Everyone seems to know that California is in the biggest economic trouble, with an economy in the dumpster, high unemployment, and no easy way to fix any of it. That makes practicing law in California tougher than practically anywhere. What may surprise many attorneys is not California at all. It’s the other states that are so very close to their own economic abyss. And that abyss can kill a law office's bottom line.
After all, when people can't afford a lawyer, people don't hire a lawyer. When that happens, they lose, the lawyer loses --- and so does the legal system itself because it never has the chance to give people their day in court. The economy in general affects the economy of lawyers specifically.
There’s a new study out that has looked at the economy of all 50 states and ranked them.
The PEW Charitable Trusts has crunched state numbers for more than a decade, with a goal of making state governments stronger in order to improve the services we all get for our tax dollars. Part of that includes reporting on the bad times and, as we all know, we are now in a blockbuster bad time.

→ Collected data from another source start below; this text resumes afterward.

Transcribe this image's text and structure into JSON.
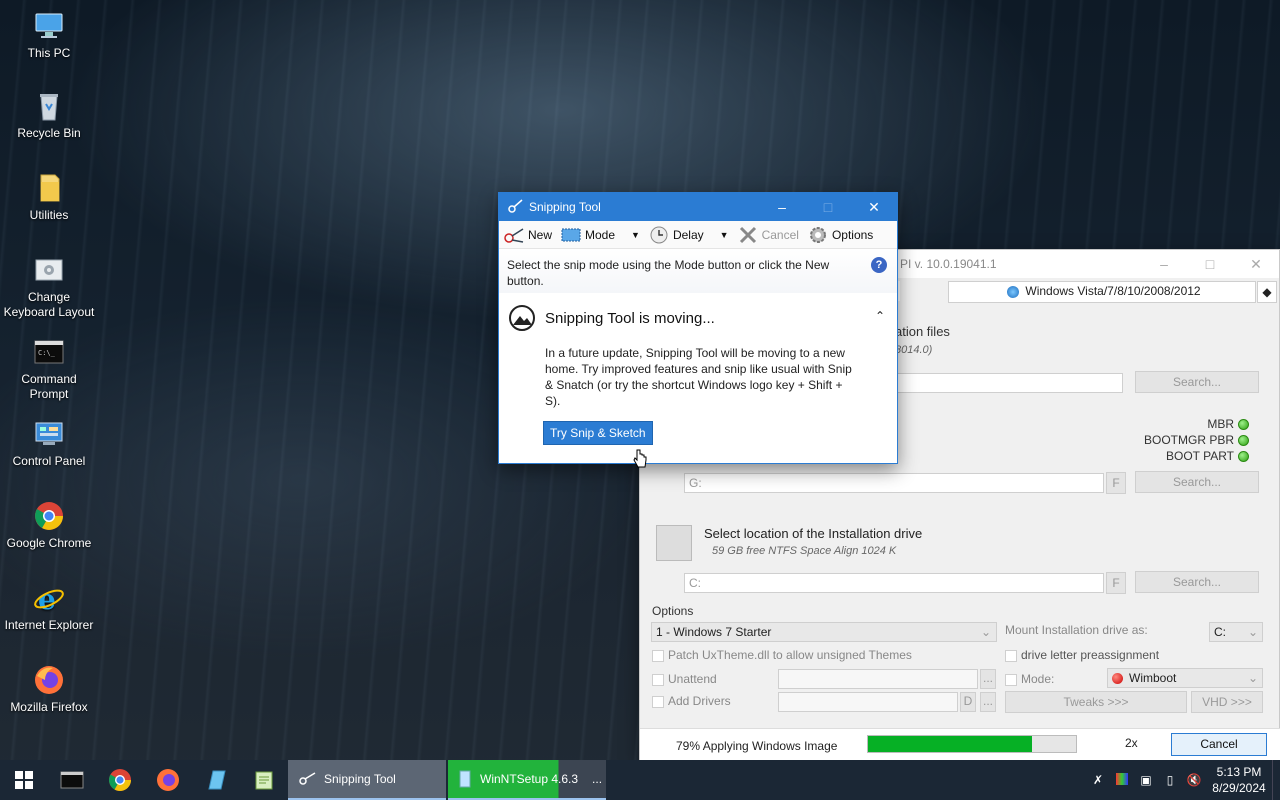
{
  "desktop": {
    "icons": [
      {
        "label": "This PC"
      },
      {
        "label": "Recycle Bin"
      },
      {
        "label": "Utilities"
      },
      {
        "label": "Change Keyboard Layout"
      },
      {
        "label": "Command Prompt"
      },
      {
        "label": "Control Panel"
      },
      {
        "label": "Google Chrome"
      },
      {
        "label": "Internet Explorer"
      },
      {
        "label": "Mozilla Firefox"
      }
    ]
  },
  "snipping_tool": {
    "title": "Snipping Tool",
    "toolbar": {
      "new": "New",
      "mode": "Mode",
      "delay": "Delay",
      "cancel": "Cancel",
      "options": "Options"
    },
    "hint": "Select the snip mode using the Mode button or click the New button.",
    "notice": {
      "title": "Snipping Tool is moving...",
      "body": "In a future update, Snipping Tool will be moving to a new home. Try improved features and snip like usual with Snip & Snatch (or try the shortcut Windows logo key + Shift + S).",
      "button": "Try Snip & Sketch"
    }
  },
  "winntsetup": {
    "title_fragment": "PI v. 10.0.19041.1",
    "os_select": "Windows Vista/7/8/10/2008/2012",
    "install_files": {
      "title_fragment": "ation files",
      "sub_fragment": "8014.0)",
      "search": "Search..."
    },
    "boot": {
      "mbr": "MBR",
      "bootmgr": "BOOTMGR PBR",
      "bootpart": "BOOT PART",
      "drive": "G:",
      "f": "F",
      "search": "Search..."
    },
    "install_drive": {
      "title": "Select location of the Installation drive",
      "sub": "59 GB free NTFS Space Align 1024 K",
      "drive": "C:",
      "f": "F",
      "search": "Search..."
    },
    "options": {
      "label": "Options",
      "edition": "1 - Windows 7 Starter",
      "mount_label": "Mount Installation drive as:",
      "mount_value": "C:",
      "patch": "Patch UxTheme.dll to allow unsigned Themes",
      "preassign": "drive letter preassignment",
      "unattend": "Unattend",
      "mode": "Mode:",
      "mode_value": "Wimboot",
      "add_drivers": "Add Drivers",
      "d": "D",
      "dots": "...",
      "tweaks": "Tweaks >>>",
      "vhd": "VHD >>>"
    },
    "status": {
      "text": "79% Applying Windows Image",
      "progress": 0.79,
      "speed": "2x",
      "cancel": "Cancel"
    }
  },
  "taskbar": {
    "tasks": [
      {
        "label": "Snipping Tool"
      },
      {
        "label": "WinNTSetup 4.6.3"
      }
    ],
    "more": "...",
    "time": "5:13 PM",
    "date": "8/29/2024"
  },
  "colors": {
    "accent": "#2b7cd3",
    "progress": "#06b025",
    "taskbar": "#1b2735"
  }
}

They looked at numerous factors to come up with a scorecard for each state: foreclosures, budget gaps, loss of revenue, unemployment, how easy or hard it is for each state to raise its taxes in order to cover shortfalls, etc. All of those things affect the ability of consumers to afford legal representation.
With a “30" score being the worst and a lower score being better, here’s the “top 10" of the worst state economies, in order: California, Arizona, Rhode Island, Michigan, Oregon, Nevada, Florida, New Jersey, Illinois, and Wisconsin.
Wyoming, Nebraska and Iowa scored the best. So if that's where you practice law, don't move your practice.
So where does your state fit? Ohio is almost the center of the list while Georgia’s budget gap put it just a hair behind the auto belt states of Michigan-Wisconsin-Illinois by one point.
The worst ten states account for nearly a third of the US population and economy, which is why those states in particular matter to all of us.
What the study shows is just how much farther the US economy has to go, although there are bright spots of how hard some states are trying. Wyoming, for instance, had a 19.7% drop in revenue but managed to come with 2% of balancing its budget.
Law firms will get through this as the economy starts to get better and better, but if history has shown anything, it’ll be a longer road than anyone wants it to be.